Perhaps it has a protective role because while you're stuck in ruminations at least you don't run mad and blast your life/relationships, as that can happen stupidly fast.
this is particularly poignant. i have noticed within myself that now that i am attempting to "move forward" i have suddenly and without warning become very much unstable. like i am balancing on a board on a ball. the past gives you solid ground, the future is often uncertain. i also expect that within ptsd the brain forms traumatic memories differently, and the brain likely become accustomed to traumatic-style memories and seeks what is familiar.
 
The “article” was a blog by a therapist.
Thanks for sharing that. I don't know if you'd find this helpful to know - but that observation about how to handle rumination inside of working with a trauma client - I find it not entirely well-thought-out; it's a little bit of an oversimplification of something that's more appropriate to managing BPD, than PTSD - the therapist in the article specifically mentions that she's most experienced with comorbid PTSD/BPD, so that kind of angle on things makes sense.

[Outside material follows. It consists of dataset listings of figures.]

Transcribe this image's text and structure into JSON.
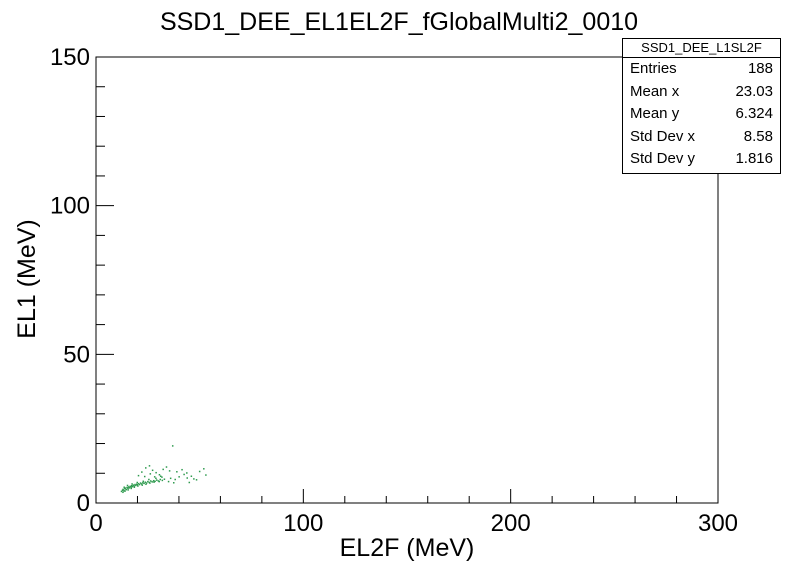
{
  "chart_data": {
    "type": "scatter",
    "title": "SSD1_DEE_EL1EL2F_fGlobalMulti2_0010",
    "xlabel": "EL2F (MeV)",
    "ylabel": "EL1 (MeV)",
    "xlim": [
      0,
      300
    ],
    "ylim": [
      0,
      150
    ],
    "x_ticks": [
      "0",
      "100",
      "200",
      "300"
    ],
    "y_ticks": [
      "0",
      "50",
      "100",
      "150"
    ],
    "marker_color": "#2e9a4e",
    "points": [
      [
        12.3,
        3.9
      ],
      [
        12.8,
        4.3
      ],
      [
        13.1,
        4.6
      ],
      [
        13.5,
        4.1
      ],
      [
        13.9,
        4.8
      ],
      [
        14.2,
        5.0
      ],
      [
        14.6,
        4.5
      ],
      [
        15.0,
        5.2
      ],
      [
        15.4,
        4.9
      ],
      [
        15.7,
        5.4
      ],
      [
        16.1,
        5.1
      ],
      [
        16.5,
        5.6
      ],
      [
        16.9,
        5.3
      ],
      [
        17.2,
        5.8
      ],
      [
        17.6,
        5.5
      ],
      [
        18.0,
        6.0
      ],
      [
        18.4,
        5.7
      ],
      [
        18.8,
        6.2
      ],
      [
        19.2,
        5.9
      ],
      [
        19.6,
        6.3
      ],
      [
        20.0,
        6.1
      ],
      [
        20.5,
        6.5
      ],
      [
        21.0,
        6.2
      ],
      [
        21.5,
        6.7
      ],
      [
        22.0,
        6.4
      ],
      [
        22.6,
        6.8
      ],
      [
        23.2,
        6.6
      ],
      [
        23.8,
        7.0
      ],
      [
        24.4,
        6.7
      ],
      [
        25.0,
        7.2
      ],
      [
        25.7,
        6.9
      ],
      [
        26.4,
        7.4
      ],
      [
        27.1,
        7.1
      ],
      [
        27.8,
        7.5
      ],
      [
        28.5,
        7.3
      ],
      [
        29.3,
        7.7
      ],
      [
        30.1,
        7.4
      ],
      [
        31.0,
        7.9
      ],
      [
        32.0,
        7.6
      ],
      [
        33.0,
        8.0
      ],
      [
        13.0,
        3.6
      ],
      [
        14.0,
        4.0
      ],
      [
        15.5,
        4.4
      ],
      [
        17.0,
        4.9
      ],
      [
        18.5,
        5.3
      ],
      [
        20.2,
        5.7
      ],
      [
        22.3,
        6.0
      ],
      [
        24.1,
        6.3
      ],
      [
        26.0,
        6.7
      ],
      [
        28.0,
        7.0
      ],
      [
        30.5,
        7.2
      ],
      [
        13.6,
        5.3
      ],
      [
        15.2,
        5.9
      ],
      [
        17.4,
        6.4
      ],
      [
        19.9,
        6.9
      ],
      [
        22.8,
        7.3
      ],
      [
        25.5,
        7.9
      ],
      [
        28.9,
        8.3
      ],
      [
        31.8,
        8.7
      ],
      [
        20.5,
        9.2
      ],
      [
        22.1,
        10.4
      ],
      [
        24.0,
        11.8
      ],
      [
        25.8,
        12.5
      ],
      [
        27.3,
        11.0
      ],
      [
        29.0,
        10.2
      ],
      [
        30.6,
        9.5
      ],
      [
        32.4,
        11.3
      ],
      [
        34.0,
        12.1
      ],
      [
        35.5,
        10.8
      ],
      [
        26.2,
        9.8
      ],
      [
        23.5,
        8.9
      ],
      [
        28.3,
        8.8
      ],
      [
        31.2,
        9.0
      ],
      [
        36.0,
        8.3
      ],
      [
        38.2,
        7.9
      ],
      [
        40.1,
        8.8
      ],
      [
        42.5,
        9.6
      ],
      [
        44.0,
        8.4
      ],
      [
        39.0,
        10.5
      ],
      [
        41.5,
        11.2
      ],
      [
        43.8,
        10.1
      ],
      [
        37.0,
        19.2
      ],
      [
        46.0,
        9.0
      ],
      [
        48.5,
        7.8
      ],
      [
        50.0,
        10.6
      ],
      [
        52.0,
        11.5
      ],
      [
        53.0,
        9.4
      ],
      [
        45.0,
        6.9
      ],
      [
        47.2,
        8.1
      ],
      [
        35.0,
        7.2
      ],
      [
        37.5,
        6.8
      ]
    ]
  },
  "stats": {
    "title": "SSD1_DEE_L1SL2F",
    "rows": [
      {
        "label": "Entries",
        "value": "188"
      },
      {
        "label": "Mean x",
        "value": "23.03"
      },
      {
        "label": "Mean y",
        "value": "6.324"
      },
      {
        "label": "Std Dev x",
        "value": "8.58"
      },
      {
        "label": "Std Dev y",
        "value": "1.816"
      }
    ]
  }
}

I do think there's wisdom in the idea that we need to have some degree of stabilization before proceeding into trauma processing. And stabilization requires time and application of symptom management skills.
Then, the week following developed into a loop of a very specific part of the trauma, which wouldn’t be considered trauma, without what happened next. So, did my ptsd exposure trigger my GAD?
It's just as possible that the loop you were experiencing was the recurrence of intrusive thoughts, rather than rumination. It's really, really hard to know with a lot of these things.

Have you and your therapist taken a break from doing trauma processing, and are right now working on refreshing your stabilization skills? Or - does that seem like what you'd like to be doing?